In my opinion, one of the most harmful notions in infosec is "trust", how many times have you heard someone say - well we trust this server, we trust this group, we trust this zone, we trust this partner, and on and on. I mean people use "trust" over and over again, but there are several problems.
First, Bob Blakley reminds us that "trust is for suckers." Why would anyone charged with security architecture willingly build naivete into their system?
As Kim Cameron mentions, your lawyer does not use the word "trust", instead when you write a contract it is around roles and responsibilities, liability and actions.
Kim pointed out that infosec is in the midst of a "continuing deterioration of privacy and multi-party security due to short-sighted and unsustainable practices within our industry has begun to have the inevitable result", that infosec itself is a primary contributing factor will come as a surprise to many in the industry, but ill-defined notions like "trust" are a leading reason why.

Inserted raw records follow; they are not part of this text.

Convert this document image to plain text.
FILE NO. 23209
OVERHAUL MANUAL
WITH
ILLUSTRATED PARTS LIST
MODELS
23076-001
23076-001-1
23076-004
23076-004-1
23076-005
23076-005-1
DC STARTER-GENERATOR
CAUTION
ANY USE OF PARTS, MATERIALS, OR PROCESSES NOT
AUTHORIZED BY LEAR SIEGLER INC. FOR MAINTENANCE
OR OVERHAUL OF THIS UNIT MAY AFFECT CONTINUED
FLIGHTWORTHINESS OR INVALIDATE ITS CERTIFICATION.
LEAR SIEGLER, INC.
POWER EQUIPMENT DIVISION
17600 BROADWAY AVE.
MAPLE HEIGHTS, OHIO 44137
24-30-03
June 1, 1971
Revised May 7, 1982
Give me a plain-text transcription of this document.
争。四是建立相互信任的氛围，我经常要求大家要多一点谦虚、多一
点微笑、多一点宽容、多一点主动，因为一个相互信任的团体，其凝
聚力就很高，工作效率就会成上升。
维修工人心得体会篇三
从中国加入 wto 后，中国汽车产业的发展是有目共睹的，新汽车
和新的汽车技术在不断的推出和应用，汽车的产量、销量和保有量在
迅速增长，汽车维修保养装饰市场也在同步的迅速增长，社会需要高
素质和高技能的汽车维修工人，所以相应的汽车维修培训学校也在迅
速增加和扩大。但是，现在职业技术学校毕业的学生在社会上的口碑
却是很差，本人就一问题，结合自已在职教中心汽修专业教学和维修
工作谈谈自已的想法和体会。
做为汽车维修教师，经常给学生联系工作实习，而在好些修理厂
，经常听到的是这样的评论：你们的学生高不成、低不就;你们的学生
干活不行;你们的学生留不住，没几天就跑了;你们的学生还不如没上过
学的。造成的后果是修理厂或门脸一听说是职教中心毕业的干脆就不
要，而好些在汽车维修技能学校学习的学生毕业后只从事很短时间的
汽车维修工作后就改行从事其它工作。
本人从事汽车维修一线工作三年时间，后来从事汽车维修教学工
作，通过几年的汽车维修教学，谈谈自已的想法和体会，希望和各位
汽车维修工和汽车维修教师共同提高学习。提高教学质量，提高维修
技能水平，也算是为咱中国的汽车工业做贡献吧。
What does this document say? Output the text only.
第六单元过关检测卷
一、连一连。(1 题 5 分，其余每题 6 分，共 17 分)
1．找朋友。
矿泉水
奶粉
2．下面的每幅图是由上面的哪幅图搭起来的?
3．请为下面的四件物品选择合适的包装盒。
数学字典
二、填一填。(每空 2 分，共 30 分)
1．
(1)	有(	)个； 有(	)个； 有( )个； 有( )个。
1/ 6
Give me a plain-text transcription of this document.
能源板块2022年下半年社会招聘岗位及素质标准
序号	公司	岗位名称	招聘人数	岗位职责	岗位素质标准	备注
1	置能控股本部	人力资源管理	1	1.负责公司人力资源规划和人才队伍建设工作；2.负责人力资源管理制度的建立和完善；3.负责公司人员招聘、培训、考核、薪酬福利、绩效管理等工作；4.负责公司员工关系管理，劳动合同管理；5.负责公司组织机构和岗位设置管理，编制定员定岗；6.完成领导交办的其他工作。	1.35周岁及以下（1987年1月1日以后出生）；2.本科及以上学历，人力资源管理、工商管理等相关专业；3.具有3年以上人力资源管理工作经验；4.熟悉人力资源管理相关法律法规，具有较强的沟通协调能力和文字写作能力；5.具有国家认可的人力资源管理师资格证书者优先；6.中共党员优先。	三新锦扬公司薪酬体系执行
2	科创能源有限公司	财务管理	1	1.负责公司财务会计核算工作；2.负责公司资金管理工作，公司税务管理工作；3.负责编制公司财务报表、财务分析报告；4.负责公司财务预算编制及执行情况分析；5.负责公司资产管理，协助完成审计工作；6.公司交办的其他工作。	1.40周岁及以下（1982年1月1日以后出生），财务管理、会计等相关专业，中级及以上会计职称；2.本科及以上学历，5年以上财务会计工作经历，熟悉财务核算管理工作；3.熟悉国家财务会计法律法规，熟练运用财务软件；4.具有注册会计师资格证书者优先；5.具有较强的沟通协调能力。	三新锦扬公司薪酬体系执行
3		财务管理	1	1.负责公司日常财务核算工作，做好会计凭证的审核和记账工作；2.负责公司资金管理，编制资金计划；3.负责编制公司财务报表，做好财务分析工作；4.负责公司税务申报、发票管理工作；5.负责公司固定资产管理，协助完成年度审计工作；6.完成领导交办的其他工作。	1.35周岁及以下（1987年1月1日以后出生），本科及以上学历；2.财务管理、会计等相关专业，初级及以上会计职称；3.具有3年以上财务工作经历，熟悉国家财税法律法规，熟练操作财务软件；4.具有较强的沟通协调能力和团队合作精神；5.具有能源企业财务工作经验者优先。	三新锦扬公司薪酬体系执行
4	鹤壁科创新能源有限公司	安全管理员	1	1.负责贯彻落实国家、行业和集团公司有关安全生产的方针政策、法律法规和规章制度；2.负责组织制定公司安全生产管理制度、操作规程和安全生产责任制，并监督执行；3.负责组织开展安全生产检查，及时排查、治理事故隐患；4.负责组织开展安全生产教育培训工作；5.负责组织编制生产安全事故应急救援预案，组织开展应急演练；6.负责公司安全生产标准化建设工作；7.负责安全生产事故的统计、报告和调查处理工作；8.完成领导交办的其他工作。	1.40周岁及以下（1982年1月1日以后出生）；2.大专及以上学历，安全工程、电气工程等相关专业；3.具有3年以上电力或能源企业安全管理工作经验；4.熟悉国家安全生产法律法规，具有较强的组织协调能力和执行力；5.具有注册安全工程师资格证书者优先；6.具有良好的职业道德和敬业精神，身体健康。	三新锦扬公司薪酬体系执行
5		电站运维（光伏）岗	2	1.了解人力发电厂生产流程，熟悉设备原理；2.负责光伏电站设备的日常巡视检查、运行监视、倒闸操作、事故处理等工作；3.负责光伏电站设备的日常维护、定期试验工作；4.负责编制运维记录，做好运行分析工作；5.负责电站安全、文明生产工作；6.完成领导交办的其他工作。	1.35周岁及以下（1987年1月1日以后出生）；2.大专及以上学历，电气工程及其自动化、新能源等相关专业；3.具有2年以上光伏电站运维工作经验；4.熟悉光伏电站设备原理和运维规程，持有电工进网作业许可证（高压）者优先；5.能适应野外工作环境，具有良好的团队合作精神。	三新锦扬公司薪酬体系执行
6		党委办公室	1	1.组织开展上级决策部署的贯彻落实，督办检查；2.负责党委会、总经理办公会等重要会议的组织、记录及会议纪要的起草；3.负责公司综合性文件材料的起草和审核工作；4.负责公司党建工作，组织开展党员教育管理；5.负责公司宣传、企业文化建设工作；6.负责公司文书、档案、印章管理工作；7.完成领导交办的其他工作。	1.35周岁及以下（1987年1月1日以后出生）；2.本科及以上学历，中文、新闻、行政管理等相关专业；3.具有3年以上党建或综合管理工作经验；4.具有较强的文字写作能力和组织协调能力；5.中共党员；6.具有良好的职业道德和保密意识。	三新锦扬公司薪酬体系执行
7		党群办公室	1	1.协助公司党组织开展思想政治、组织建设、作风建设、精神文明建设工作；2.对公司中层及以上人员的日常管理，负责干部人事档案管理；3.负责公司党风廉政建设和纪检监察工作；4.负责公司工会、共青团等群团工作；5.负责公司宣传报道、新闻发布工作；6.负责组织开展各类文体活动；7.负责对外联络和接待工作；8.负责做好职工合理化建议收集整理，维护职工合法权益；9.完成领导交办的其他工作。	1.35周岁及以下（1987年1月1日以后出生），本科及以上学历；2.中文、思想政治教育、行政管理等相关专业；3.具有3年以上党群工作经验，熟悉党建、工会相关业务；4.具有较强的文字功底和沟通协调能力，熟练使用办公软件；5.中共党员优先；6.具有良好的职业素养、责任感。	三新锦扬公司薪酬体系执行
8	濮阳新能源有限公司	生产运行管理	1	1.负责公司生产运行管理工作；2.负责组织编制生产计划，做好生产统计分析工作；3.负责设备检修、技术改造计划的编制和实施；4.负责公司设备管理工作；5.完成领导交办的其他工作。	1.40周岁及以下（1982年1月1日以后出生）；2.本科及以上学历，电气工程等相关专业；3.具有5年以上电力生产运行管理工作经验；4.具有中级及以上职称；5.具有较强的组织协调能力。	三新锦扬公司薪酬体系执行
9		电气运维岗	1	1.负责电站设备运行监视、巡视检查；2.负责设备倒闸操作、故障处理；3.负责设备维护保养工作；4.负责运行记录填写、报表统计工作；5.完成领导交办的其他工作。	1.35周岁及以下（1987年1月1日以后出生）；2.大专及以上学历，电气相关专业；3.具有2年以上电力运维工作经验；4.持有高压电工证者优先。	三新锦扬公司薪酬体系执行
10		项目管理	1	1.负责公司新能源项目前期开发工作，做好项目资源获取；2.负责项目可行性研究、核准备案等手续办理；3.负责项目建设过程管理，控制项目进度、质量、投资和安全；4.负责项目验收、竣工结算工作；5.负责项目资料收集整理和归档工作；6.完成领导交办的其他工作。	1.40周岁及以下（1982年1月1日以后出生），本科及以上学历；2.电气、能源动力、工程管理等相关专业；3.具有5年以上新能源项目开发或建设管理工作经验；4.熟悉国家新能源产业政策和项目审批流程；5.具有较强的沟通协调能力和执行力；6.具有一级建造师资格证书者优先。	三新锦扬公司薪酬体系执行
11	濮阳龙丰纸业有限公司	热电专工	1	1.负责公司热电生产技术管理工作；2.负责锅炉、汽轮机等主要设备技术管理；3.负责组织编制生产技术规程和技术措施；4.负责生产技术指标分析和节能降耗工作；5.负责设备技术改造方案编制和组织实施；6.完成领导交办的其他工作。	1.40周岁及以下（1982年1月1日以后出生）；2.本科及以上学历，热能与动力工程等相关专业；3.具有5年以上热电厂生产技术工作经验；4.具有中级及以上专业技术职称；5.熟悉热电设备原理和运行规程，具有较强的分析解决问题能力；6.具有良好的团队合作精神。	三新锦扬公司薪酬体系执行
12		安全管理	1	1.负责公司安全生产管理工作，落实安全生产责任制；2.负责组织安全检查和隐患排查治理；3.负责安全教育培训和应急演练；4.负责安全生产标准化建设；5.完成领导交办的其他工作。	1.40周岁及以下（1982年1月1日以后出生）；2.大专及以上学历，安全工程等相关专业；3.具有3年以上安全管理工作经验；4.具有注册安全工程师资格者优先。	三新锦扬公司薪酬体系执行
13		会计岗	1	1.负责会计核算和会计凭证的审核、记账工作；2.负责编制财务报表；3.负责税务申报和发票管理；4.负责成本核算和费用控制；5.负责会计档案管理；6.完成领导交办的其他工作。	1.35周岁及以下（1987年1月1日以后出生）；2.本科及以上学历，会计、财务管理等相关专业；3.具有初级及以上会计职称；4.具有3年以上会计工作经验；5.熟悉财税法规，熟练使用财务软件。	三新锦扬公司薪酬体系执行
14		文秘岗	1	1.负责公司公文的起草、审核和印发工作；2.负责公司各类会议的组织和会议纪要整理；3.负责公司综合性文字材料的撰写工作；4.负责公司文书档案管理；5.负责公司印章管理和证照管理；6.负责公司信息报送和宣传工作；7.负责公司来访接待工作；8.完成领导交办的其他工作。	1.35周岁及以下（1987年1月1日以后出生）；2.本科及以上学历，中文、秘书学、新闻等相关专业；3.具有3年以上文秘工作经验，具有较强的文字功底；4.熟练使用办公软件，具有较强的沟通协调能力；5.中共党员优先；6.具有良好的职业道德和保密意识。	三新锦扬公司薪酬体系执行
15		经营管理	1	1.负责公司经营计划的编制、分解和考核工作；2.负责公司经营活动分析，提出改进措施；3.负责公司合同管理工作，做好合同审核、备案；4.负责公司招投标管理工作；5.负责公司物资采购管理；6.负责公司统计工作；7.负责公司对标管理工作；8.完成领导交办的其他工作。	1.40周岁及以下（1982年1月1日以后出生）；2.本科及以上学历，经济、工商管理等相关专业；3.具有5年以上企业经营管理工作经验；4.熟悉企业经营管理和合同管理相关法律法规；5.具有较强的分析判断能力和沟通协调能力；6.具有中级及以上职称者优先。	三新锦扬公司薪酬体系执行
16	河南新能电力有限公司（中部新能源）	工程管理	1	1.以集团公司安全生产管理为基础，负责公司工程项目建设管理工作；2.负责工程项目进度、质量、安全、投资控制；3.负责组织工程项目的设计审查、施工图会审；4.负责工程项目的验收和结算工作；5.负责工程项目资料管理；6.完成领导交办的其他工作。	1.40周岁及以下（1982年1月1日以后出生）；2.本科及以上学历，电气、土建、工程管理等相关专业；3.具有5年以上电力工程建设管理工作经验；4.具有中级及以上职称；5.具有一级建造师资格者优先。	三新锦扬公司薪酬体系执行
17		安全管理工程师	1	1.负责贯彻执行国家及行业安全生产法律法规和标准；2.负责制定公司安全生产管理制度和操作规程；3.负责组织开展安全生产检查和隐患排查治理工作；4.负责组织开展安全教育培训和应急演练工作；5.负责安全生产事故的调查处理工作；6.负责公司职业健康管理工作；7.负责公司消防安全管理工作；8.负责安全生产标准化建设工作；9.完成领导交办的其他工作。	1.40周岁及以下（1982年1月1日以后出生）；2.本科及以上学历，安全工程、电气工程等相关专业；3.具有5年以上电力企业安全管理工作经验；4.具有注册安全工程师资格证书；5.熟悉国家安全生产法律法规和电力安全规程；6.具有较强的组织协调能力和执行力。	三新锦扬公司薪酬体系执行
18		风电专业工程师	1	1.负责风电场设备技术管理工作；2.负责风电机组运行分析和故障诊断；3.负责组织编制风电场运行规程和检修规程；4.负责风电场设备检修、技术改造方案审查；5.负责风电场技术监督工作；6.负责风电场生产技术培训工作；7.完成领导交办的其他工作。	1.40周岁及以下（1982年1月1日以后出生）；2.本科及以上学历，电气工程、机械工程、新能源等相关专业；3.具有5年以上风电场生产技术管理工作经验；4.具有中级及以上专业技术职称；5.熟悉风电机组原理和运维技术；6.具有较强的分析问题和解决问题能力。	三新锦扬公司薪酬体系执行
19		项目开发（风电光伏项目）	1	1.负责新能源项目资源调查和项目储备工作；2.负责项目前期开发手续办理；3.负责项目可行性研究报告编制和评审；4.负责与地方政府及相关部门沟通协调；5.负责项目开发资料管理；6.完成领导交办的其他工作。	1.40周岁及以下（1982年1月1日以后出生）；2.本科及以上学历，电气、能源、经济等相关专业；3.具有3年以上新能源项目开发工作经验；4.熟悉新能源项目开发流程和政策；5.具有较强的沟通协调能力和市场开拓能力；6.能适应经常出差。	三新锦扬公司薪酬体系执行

One reason why "trust" is so problematic for infosec is that how do you write a design requirement, operational plan or test criteria about "trusting something?
People use the word trust to mean anything from access control to integrity to certification to liability and many, many other security architecture concerns.
When you hear anyone say the word "trust", you must drill down and get a precise definition of what they mean by "trust", identify the specific verification, controls, monitoring, processes and other mechanisms that seek to deliver "trust."
And then simply exorcise the word trust from your vocabulary, replacing it with precise definitions.
We have big name gurus like Bruce Schneier saying that we must "trust" our Cloud providers. This is misleading at best and utter madness at worst. What did Bruce mean when he said we must "trust" our Cloud providers? Who knows? And how in the world would we even figure this out? We must trust what exactly? Taking the Cloud example, the way forward for infosec has nothing to do with a sloppy definition like trust, its precision and integration, as to the Cloud its Don't Trust. And Verify. That paper describes four security architecture elements for the Cloud - Gateway, Monitoring, PEP/PDP, and STS. They each do very specific things and the sum of the part give you concrete improvements including among other things:
- Gateways manage attack surface
- Monitoring builds visibility into the system
- PEP/PDP gives fine grained, dynamic authorization capabilities
- STS exchanges security tokens
There is not a whiff of squishy trust in the above list, but there are four pieces of security architecture with a unique value proposition that you can plan, budget, draft requirements, design, test and deploy.
What does "trust"ing a system/app/service mean? I presume it means taking some assumed security controls away, but which ones? Does it mean you don't monitor, you don't have access control on, you don't encrypt or verify data? What does it mean and how do you design/build/test it?
Obviously, Bruce Schneier is a smart and articulate guy, I am sure he has some specific things in mind when he says we should trust the Cloud, but like when others use that word, I have no idea what they are.
As Mark Twain said, precise language is the difference between lightning and a lightning bug.
I'd recommend doing a find or grep on any/all of your security architecture docs to find the word "trust" and replace it with a precise definition of what you mean and don't mean.